I got the solution, here is the implementation if anyone is interested :

public static int[] findChainArray(int[] array, int n){
int[] chainedArr=new int[array.length];
for(int i=array.length-1, j=0;i>0;j++){
if(i%3==0) {
if (i % 2 == 0) {
if (min(array[i - 1], array[i / 2], array[i / 3]) == array[i - 1]) {
i = i - 1;
} else if (min(array[i - 1], array[i / 2], array[i / 3]) == array[i / 2]) {
i = i / 2;
} else {
i = i / 3;
}
}else{
if (min(array[i - 1], array[i / 3]) == array[i - 1]) {
i = i - 1;
} else {
i = i / 3;
}
}
}else if(i%2==0){
if (min(array[i - 1], array[i / 2]) == array[i - 1]) {
i = i - 1;
} else if (min(array[i - 1], array[i / 2]) == array[i / 2]) {
i = i / 2;
}
}else{
i=i-1;
}
chainedArr[j]=i;
}
return chainedArr;
}


i know there are way too many if else and il try to reduce that

Answer

Now that you have a valid path, you could try working backwards.
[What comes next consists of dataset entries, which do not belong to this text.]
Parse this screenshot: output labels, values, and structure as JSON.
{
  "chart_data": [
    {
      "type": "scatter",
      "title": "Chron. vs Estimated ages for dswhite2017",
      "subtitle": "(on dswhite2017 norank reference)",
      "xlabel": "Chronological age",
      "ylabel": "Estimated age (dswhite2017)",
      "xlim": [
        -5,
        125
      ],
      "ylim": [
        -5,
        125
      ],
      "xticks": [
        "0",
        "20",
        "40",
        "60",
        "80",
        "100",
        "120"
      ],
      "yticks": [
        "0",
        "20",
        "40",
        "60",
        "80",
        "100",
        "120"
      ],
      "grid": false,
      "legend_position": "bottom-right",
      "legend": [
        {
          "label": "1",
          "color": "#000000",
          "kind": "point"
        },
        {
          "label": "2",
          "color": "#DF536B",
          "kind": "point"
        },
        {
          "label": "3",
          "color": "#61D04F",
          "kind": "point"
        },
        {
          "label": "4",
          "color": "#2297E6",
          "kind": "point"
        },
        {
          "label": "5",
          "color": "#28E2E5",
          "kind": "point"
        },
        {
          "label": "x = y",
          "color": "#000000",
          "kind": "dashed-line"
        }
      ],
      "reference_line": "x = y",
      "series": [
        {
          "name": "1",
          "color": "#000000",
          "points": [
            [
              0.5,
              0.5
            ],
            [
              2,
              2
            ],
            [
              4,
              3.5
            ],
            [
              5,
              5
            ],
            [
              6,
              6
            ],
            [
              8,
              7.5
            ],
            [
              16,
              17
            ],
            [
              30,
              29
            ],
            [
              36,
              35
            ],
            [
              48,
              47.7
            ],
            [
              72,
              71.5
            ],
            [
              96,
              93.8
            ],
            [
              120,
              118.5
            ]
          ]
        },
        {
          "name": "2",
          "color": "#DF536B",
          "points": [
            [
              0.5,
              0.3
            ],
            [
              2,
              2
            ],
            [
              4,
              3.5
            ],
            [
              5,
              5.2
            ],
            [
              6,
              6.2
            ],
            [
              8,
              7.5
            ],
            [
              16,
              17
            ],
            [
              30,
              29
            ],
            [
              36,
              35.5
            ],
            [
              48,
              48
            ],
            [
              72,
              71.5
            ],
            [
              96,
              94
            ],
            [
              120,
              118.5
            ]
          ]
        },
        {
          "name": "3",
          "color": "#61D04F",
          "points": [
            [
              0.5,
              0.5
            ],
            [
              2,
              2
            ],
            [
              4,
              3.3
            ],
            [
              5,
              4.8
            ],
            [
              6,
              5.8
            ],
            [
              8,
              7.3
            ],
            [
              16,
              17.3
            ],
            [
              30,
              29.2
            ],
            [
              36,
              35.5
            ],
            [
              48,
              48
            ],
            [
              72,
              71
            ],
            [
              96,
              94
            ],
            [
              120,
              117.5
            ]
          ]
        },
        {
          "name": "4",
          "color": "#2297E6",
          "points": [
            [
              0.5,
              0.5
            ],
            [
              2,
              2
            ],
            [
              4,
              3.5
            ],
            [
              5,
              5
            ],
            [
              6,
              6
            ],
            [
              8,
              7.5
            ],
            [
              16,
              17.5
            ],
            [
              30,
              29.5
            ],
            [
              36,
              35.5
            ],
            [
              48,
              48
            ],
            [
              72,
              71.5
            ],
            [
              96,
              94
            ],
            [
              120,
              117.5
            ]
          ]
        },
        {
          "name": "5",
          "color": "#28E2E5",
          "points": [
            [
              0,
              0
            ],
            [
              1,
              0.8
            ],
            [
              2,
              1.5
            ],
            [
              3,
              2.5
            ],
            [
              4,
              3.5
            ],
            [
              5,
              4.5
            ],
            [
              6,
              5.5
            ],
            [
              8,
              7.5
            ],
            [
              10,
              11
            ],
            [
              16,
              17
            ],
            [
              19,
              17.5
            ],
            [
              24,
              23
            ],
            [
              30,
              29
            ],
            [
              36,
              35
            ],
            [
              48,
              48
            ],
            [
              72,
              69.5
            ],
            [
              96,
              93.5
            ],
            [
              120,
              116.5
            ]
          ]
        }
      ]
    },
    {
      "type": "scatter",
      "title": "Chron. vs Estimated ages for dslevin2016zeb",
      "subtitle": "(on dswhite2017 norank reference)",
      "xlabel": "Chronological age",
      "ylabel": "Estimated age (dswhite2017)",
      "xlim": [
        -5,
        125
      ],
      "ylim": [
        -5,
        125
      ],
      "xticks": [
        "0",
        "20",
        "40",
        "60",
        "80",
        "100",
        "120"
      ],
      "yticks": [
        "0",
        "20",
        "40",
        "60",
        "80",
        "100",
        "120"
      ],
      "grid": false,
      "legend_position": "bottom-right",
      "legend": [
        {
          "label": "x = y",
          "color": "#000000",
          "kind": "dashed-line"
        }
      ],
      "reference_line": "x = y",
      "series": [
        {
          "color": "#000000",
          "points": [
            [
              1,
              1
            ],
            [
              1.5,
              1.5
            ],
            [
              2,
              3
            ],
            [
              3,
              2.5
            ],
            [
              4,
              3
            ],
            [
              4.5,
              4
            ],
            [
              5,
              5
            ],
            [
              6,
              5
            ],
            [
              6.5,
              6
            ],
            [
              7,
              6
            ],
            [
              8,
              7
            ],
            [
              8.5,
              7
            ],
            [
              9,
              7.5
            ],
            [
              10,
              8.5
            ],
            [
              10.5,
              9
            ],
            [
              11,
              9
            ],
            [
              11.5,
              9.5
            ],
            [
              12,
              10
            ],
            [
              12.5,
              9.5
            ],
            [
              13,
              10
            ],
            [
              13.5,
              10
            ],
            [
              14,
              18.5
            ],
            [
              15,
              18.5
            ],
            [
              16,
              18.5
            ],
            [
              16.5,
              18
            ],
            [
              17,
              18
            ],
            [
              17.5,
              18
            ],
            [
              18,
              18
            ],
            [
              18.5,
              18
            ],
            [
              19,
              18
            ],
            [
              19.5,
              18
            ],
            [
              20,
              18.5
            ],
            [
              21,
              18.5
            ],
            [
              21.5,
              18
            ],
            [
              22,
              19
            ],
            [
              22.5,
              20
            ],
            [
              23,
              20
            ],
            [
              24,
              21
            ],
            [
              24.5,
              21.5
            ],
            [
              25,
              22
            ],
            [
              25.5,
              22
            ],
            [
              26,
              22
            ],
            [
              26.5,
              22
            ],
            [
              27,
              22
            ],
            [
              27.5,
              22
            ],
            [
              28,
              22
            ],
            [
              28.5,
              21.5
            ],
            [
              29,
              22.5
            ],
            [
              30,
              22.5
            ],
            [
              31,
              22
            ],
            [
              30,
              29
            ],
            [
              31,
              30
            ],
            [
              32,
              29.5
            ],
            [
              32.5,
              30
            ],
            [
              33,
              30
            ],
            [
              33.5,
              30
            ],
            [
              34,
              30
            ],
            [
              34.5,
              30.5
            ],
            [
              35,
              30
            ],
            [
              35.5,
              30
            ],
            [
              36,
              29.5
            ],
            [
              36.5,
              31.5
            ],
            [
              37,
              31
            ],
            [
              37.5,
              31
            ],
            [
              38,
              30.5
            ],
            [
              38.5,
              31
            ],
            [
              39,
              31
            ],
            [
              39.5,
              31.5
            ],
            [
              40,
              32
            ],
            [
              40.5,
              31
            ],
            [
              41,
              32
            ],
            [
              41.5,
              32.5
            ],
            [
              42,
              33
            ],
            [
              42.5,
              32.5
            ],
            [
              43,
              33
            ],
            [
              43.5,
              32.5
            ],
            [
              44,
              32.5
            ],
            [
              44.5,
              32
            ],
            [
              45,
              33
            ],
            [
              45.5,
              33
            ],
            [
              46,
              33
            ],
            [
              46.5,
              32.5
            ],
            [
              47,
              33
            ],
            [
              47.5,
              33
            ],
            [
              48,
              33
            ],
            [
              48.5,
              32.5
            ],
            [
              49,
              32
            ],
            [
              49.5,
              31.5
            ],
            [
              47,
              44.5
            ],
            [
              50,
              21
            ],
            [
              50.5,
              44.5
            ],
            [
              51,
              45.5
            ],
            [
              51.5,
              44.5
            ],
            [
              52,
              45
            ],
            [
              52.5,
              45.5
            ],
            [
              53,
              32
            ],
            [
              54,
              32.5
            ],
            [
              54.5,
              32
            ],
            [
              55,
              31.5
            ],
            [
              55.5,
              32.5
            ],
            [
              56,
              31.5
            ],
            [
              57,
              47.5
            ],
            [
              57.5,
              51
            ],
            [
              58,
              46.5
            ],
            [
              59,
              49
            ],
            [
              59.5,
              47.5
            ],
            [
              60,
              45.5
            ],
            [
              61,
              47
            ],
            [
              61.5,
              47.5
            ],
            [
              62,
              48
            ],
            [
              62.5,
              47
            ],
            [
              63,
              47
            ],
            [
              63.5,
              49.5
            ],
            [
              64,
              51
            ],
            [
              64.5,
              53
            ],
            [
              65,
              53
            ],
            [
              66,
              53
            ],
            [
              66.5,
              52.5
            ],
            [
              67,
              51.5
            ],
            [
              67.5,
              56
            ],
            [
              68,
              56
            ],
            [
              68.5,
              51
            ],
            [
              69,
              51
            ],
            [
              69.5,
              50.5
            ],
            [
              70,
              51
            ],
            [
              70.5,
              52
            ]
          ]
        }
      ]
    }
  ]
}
You can work recursively from answer = solution[n] and check to see if solution[n-1] = answer-1, solution[n/2] = answer-1, or solution[n/3] = answer-1. Of course you'd need to do the proper checks to see if n is divisible by 2 or 3 first, as you have been doing already.

Alternatively, you can create an array called last and instead of only saving the minimum value for each i in solution, you could also save the last element in the path in last.

Since this seems like either a homework problem or a question that you're trying to work through on your own, I'll leave the implementation details up to you :)